Os fatos iniciaram na administração do prefeito Leonardo Coutinho e no governo de Roseana Sarney, mas tudo transcorreu no mais absoluto silencio até quando a Rede de Televisão Record, escandalizou o fato para todo o Brasil. O então prefeito de maneira irresponsável e numa demonstração clara de indiferença tratou o problema com uma carta banalidade e esquivou-se da qualquer esclarecimento ou justificativa, apostando na defesa e proteção do tio, o então deputado estadual Humberto Coutinho, presidente da Assembleia Legislativa do Estado e politico influente no governo de Flavio Dino, até o seu falecimento decorrente de um câncer.
Prefeito Fábio Gentil não honrou compromisso com o povo
Quando candidato a prefeito de Caxias, o atual prefeito Fábio Gentil, foi um critico contumaz ao ex-prefeito e garantiu que se eleito, adotaria providências necessárias e responsabilização dos culpados, inclusive até ações indenizatórias para as mais de crianças que ficaram cegas e totalmente desemparadas.
Fábio Gentil venceu as eleições e esqueceu o discurso e não conhece mais as vítimas, aquilo bem inerente ao politico oportunista e que vê o poder como satisfação própria e dos seus interesses. Atualmente é integrante da base do governador Flavio Dino e automaticamente está do mesmo lado do ex-prefeito Leonardo Coutinho. Na realidade, o prefeito Fábio Gentil está interessado em eleger o seu pai José Gentil, deputado estadual no bloco do governador.

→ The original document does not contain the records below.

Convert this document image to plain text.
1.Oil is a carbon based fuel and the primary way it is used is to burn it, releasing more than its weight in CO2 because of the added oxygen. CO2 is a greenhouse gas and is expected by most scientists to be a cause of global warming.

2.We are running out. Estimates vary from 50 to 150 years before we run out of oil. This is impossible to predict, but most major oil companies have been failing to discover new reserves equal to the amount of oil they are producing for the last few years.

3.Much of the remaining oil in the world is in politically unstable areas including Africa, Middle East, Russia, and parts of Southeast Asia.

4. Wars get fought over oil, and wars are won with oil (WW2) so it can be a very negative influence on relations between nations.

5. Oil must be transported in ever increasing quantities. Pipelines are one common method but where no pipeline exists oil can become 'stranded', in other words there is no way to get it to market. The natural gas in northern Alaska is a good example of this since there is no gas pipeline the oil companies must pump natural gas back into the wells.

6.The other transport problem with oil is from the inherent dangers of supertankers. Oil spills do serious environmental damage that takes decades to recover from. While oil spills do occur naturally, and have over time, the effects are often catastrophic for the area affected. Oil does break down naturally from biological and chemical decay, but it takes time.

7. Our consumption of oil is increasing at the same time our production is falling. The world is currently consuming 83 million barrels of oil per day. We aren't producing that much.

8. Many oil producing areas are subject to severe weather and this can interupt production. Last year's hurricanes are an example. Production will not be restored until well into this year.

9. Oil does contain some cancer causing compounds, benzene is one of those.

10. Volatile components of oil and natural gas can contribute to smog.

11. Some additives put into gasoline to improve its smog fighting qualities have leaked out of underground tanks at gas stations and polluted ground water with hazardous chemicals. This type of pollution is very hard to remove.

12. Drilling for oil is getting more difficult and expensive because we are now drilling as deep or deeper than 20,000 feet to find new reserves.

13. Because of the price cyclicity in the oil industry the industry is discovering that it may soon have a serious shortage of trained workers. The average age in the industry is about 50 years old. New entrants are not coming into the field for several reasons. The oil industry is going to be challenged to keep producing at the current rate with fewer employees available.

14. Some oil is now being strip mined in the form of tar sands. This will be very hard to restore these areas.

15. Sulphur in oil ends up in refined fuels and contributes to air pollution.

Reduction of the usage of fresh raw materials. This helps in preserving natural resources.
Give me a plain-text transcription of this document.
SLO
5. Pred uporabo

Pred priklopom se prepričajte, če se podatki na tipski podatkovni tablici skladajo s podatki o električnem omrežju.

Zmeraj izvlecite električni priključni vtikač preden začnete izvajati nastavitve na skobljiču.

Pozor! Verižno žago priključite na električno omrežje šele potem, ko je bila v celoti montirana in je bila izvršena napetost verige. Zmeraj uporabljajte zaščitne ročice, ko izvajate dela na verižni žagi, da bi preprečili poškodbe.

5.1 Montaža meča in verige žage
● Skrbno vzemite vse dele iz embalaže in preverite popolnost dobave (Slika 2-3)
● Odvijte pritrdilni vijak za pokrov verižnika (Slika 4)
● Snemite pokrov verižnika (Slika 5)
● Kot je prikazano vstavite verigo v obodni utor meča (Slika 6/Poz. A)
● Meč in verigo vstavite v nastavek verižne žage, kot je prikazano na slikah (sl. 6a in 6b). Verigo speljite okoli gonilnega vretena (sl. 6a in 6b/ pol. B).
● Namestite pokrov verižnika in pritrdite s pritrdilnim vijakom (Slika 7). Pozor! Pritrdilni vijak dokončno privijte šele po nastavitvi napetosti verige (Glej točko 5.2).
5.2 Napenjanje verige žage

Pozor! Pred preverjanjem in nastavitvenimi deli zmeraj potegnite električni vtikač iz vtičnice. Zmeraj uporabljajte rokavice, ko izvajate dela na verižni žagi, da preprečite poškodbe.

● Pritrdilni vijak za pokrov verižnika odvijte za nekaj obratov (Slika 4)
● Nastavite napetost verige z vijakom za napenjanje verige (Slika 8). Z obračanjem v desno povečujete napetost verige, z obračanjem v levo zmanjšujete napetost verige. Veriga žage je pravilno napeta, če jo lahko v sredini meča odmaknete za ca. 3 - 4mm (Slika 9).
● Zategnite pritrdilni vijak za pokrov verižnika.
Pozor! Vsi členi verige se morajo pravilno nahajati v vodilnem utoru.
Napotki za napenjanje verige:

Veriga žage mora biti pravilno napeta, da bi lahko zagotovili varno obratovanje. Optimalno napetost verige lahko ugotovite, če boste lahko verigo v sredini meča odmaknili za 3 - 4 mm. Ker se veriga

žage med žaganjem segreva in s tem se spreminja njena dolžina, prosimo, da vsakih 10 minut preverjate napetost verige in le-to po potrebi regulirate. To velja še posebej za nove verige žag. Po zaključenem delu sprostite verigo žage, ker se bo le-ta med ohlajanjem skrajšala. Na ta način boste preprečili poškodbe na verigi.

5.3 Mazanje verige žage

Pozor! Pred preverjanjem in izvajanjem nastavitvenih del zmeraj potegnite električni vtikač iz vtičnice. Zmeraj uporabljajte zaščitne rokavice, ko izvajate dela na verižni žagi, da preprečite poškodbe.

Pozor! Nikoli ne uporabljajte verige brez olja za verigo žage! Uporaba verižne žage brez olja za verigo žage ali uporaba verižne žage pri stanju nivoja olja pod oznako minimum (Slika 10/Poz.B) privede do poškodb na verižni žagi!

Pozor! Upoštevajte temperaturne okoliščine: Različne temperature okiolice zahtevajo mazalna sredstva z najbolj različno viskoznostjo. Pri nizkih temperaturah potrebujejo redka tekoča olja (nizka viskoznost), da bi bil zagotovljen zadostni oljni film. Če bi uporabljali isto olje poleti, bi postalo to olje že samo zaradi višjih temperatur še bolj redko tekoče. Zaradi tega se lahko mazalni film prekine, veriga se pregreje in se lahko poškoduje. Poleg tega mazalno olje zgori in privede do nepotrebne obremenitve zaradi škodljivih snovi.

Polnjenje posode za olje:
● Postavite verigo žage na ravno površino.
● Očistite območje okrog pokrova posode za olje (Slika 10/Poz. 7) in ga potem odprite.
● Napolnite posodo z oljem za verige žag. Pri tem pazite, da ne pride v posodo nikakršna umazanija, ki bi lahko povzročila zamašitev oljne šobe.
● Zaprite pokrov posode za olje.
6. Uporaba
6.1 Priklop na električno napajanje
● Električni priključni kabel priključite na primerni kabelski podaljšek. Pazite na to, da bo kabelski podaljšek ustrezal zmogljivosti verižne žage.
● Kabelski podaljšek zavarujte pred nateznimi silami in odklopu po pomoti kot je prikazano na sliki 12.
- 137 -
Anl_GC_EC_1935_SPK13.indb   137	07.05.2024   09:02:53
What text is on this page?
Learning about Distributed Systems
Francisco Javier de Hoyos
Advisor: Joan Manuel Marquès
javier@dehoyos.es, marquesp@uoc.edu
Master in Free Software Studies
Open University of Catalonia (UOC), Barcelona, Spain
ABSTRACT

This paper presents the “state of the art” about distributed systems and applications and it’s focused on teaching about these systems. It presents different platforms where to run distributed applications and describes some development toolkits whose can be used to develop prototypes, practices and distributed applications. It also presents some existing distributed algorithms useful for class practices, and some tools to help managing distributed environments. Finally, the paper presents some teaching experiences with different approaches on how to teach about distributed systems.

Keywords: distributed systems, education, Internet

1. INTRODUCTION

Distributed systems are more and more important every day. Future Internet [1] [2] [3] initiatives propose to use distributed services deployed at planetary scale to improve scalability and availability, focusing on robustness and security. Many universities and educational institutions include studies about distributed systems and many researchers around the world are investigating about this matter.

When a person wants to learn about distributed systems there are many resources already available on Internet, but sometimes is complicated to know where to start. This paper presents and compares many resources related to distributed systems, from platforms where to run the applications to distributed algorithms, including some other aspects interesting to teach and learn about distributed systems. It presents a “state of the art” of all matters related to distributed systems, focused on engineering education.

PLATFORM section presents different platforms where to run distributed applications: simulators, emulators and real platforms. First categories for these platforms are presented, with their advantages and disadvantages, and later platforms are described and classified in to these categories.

Justiça e Ministério Público mostram a cara
Por determinação da Justiça de Caxias, as promotorias da infância, saúde, família e criminal, decidiram fazer uma rigorosa inspeção na Maternidade Carmosina Coutinho, por não acreditarem em informações unilaterais da casa de saúde, que está havendo redução nas mortes, que mesmo assim são bastante superiores ao recomendado pela Organização Mundial de Saúde, que estabelece o máximo de 10 mortes por cada mil nascidos vivos.
O Governo do Estado chegou a anunciar intervenção técnica na maternidade, quando o deputado Humberto Coutinho, ainda era vivo e presidente da Assembleia Legislativa do Estado, mas tudo não teria passado de uma simples satisfação pública. A verdade que está sendo apurada é que o número de mortes de recém-nascidos é elevado e precisa ser dado um basta.
Foram instaurados 07 inquéritos na policia de Caxias, sendo 03 com denuncias contra médicos, mas existe uma ação civil pública do Ministério Público para apurar os fatos.
Indenização para as mais de 20 crianças cegas e as mães que morreram por falta de assistência médica
As famílias das crianças que ficaram cegas e das mães que morreram por falta de assistência médica, procuraram as autoridades policiais, o Ministério Público e a Defensoria Pública, mas de pouco ou nada adiantou, levando-se em conta que a força do poder politico foi muito determinante e as famílias desconhecem se realmente houve qualquer providência.
Quando da denuncia nacional da morte de mais de 200 recém-nascidos, alguns deputados na Assembleia Legislativa do Estado ensaiaram criar uma comissão para apurar os fatos, mas depois recuaram temendo o então todo poderoso Humberto Coutinho e o governador Flavio Dino, o seu grande e fiel aliado.
Apesar das manifestações da Justiça e do Ministério Público, depois de mais de três anos das denúncias públicas, não acredito em providências enérgicas e transparentes para punir os verdadeiros criminosos protegidos pela Maternidade Carmosina Coutinho e a reparação para as vítimas, principalmente as crianças que ficaram cegas e outras órfãs causadas pela Maternidade da Morte.
Diante de uma dura realidade as vítimas buscam a verdade se é que existe, com um forte clamor de JUSTIÇA, que nunca aparece efetivamente.